It turns out that there are two different but related notions of differentiation for a function $f:\mathbb R^n\to\mathbb R$: the total derivative $df$ and the gradient $\nabla f$.
- The total derivative is a covector ("dual vector", "linear form") and does not depend on the choice of a metric ("measure of length").
- The gradient is an ordinary vector and derived from the total derivative, but it depends on a metric. That why it looks a bit funny in different coordinate systems.
The definition of the total derivative answers the following question: given a vector $\vec v$, what is the slope of the function $f$ in the direction of $\vec v$? The answer is, of course
$$ df_{x}(\vec v) = \lim_{t\to0} \frac{f(x+t\vec v)-f(x)}{t}$$
I.e. you start at the point $x$ and walk a teensy bit in the direction of $\vec v$ and take note of the ratio $\Delta f/\Delta t$.
Note that the total derivative is a linear map $\mathbb R^n \to \mathbb R$, not a vector in $\mathbb R^n$. Given a vector, it tells you some number. In coordinates, this is usually written as
$$ df = \frac{\partial f}{\partial x}dx + \frac{\partial f}{\partial y}dy + \frac{\partial f}{\partial z}dz $$
where $dx,dy,dz$ are the total derivatives of the coordinate functions, for instance $dx(v_x,v_y,v_z) := v_x$. This formula looks the same in any coordinate system.
In contrast, the gradient answers the following question: what is the direction of the steepest ascend of the function? Which vector $\vec v$ of unit length maximizes the function $df(\vec v)$? As you can see, this definition crucially depends on the fact that you can measure the length of a vector. The gradient is then defined as
$$ \nabla f = df(\vec v_{max})\cdot\vec v_{max} $$
i.e. it gives both the direction and the magnitude of the steepest change.

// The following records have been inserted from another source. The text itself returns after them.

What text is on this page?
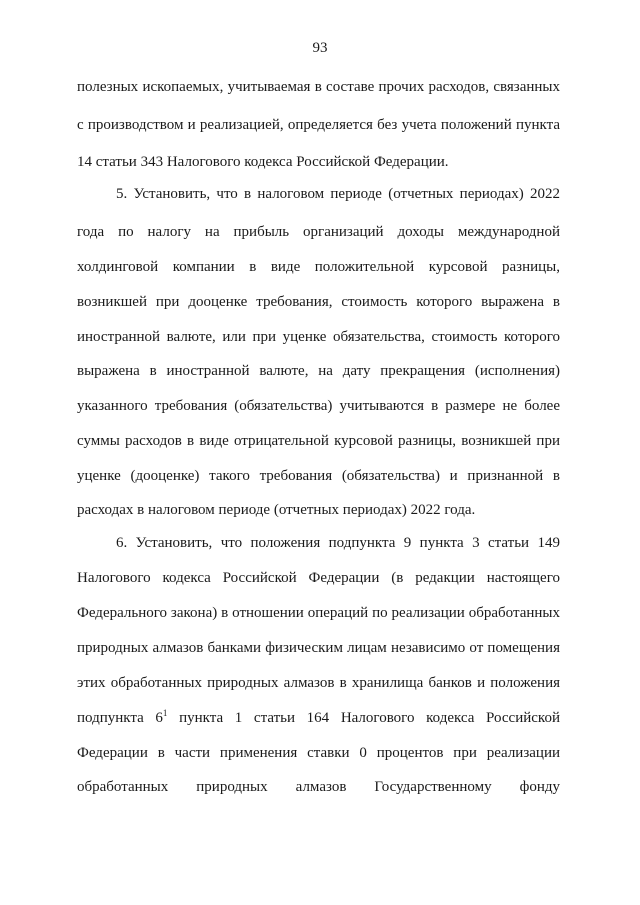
93
полезных ископаемых, учитываемая в составе прочих расходов, связанных
с производством и реализацией, определяется без учета положений пункта
14 статьи 343 Налогового кодекса Российской Федерации.
5. Установить, что в налоговом периоде (отчетных периодах) 2022
года по налогу на прибыль организаций доходы международной
холдинговой компании в виде положительной курсовой разницы,
возникшей при дооценке требования, стоимость которого выражена в
иностранной валюте, или при уценке обязательства, стоимость которого
выражена в иностранной валюте, на дату прекращения (исполнения)
указанного требования (обязательства) учитываются в размере не более
суммы расходов в виде отрицательной курсовой разницы, возникшей при
уценке (дооценке) такого требования (обязательства) и признанной в
расходах в налоговом периоде (отчетных периодах) 2022 года.
6. Установить, что положения подпункта 9 пункта 3 статьи 149
Налогового кодекса Российской Федерации (в редакции настоящего
Федерального закона) в отношении операций по реализации обработанных
природных алмазов банками физическим лицам независимо от помещения
этих обработанных природных алмазов в хранилища банков и положения
подпункта $6^1$ пункта 1 статьи 164 Налогового кодекса Российской
Федерации в части применения ставки 0 процентов при реализации
обработанных природных алмазов Государственному фонду
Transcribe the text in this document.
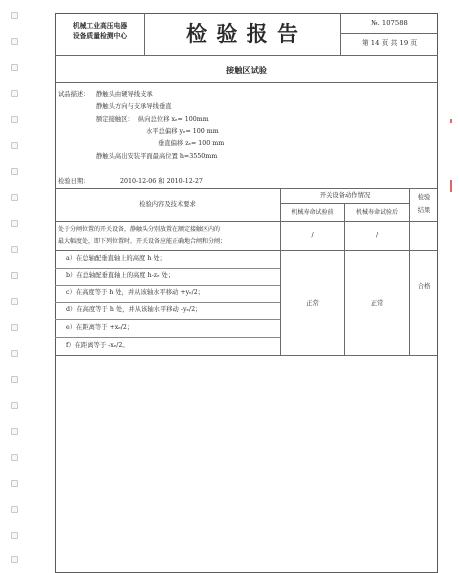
机械工业高压电器
设备质量检测中心	检 验 报 告	№. 107588
第 14 页 共 19 页
接触区试验
试品描述： 静触头由硬导线支承
静触头方向与支承导线垂直
额定接触区： 纵向总位移 xₑ= 100mm
水平总偏移 yₑ= 100 mm
垂直偏移 zₑ= 100 mm
静触头高出安装平面最高位置 h=3550mm
检验日期：	2010-12-06 和 2010-12-27
检验内容及技术要求
开关设备动作情况
机械寿命试验前	机械寿命试验后
检验
结果
处于分闸位置的开关设备，静触头分别放置在额定接触区内的
最大幅度处，即下列位置时，开关设备应能正确地合闸和分闸；
/	/
a）在总轴配垂直轴上的高度 h 处；
b）在总轴配垂直轴上的高度 h-zₑ 处；
c）在高度等于 h 处，并从该轴水平移动 +yₑ/2；
d）在高度等于 h 处，并从该轴水平移动 -yₑ/2；
e）在距离等于 +xₑ/2；
f）在距离等于 -xₑ/2。
正常	正常
合格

This can also be expressed as
$$ \langle \nabla f, \vec v \rangle = df(\vec v) \quad\forall \vec v\in\mathbb R^n.$$
In other words, the scalar product $\langle,\rangle$ is used to convert a covector $df$ into a vector $\nabla f$. This also means that the formula for the gradient looks very different in coordinate systems other than cartesian. If the scalar product is changed (say, to $\langle\vec a,\vec b\rangle := a_xb_x + a_yb_y + 4a_zb_z$), then the direction of steepest ascend also changes. (Exercise: Why?)
Best Answer
Well, given your idea you can then write down the gradient in the new coordinates, using the chain rule and plugging in. For instance, for the $x$ component of $\nabla f$,
$$ \frac{\partial f}{\partial \bar{x}} = \frac{\partial f}{\partial x}\frac{\partial x}{\partial \bar{x}} + \frac{\partial f}{\partial y}\frac{\partial y}{\partial \bar{x}} $$
On the other hand, the transformation you proposed, can be seen as a matrix-vector operation
$$ \left[ \begin{array}{c} \bar{x}\\ \bar{y} \end{array} \right] = \left[ \begin{array}{cc} \cos\phi & \sin\phi\\ -\sin \phi & \cos\phi \end{array} \right] \left[ \begin{array}{c} x\\ y \end{array} \right] $$
If the two are equal, then you prove your claim.